Remembering Who We Are

On the newscasts that come into our homes, they are the Serbs and Muslims, Bosnians and Yugoslavs, or perhaps also Croats and Serbs. All are factions of what once was Yugoslavia, now engaged in an on again/off again war for land and freedom and power--most of all, power. Hundreds of thousands of refugees have fled the once beautiful cities of the area, like Sarajevo, host of Winter Olympic just a few years ago. In the Croatian capital of Zagreb, there are no signs of war, except for the 20% unemployment that leaves many, especially refugees, crowding the streets of the town square each day.
But in a building just off of the town square, the old identities of Serb, Muslim, Croat, refugee, or native, all have given way to a new identity in Christ. One of the most impressive parts of being with the Christians in Zagreb was their recognition that, in Christ Jesus, there is no longer “male or female, Jew or Greek, slave or free, but all are one.” Coming together is always a joyous occasion, always a celebration of new life. Their time together is most precious to them. Their prayer life together is of crucial importance. Every morning at 8:30 different members gather for prayer. The barriers that now separate a country once united by communism are torn down once more by the identity in Christ that these people share.
As I watched their love for each other, and realized how important their community identity as Christians is to them, I wondered about all that we have assumed and even forgotten in our culture. We have so many “advantages” which permit us to make our church life and Christian identity just one more commitment among others, just one more identity among others (often not as important as our professional identity, or socio-economic identity, or school identity, or age group identity, or marital status). Even when we come together, there are distinctions made that separate us rather than unite us, that separate our children from each other, that can leave strangers still feeling like strangers after several weeks or months.

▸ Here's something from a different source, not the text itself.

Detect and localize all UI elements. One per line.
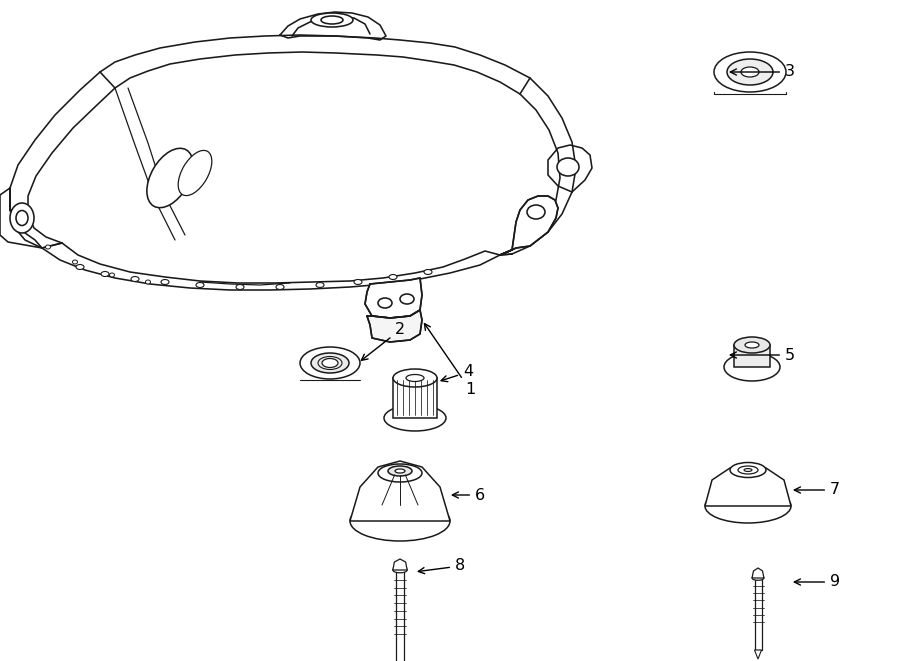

I do not pray that God make us like Croatia, but I do pray that God will help us to remember who we are, and that each time we come together, our oneness in Christ will take precedence over all other identities. I pray that we may all be one, as the Father and the Son are one. I pray that the expectancy of being together as the body of Christ will become more exciting and more inviting than any other activity in our lives. Will you join me in that prayer?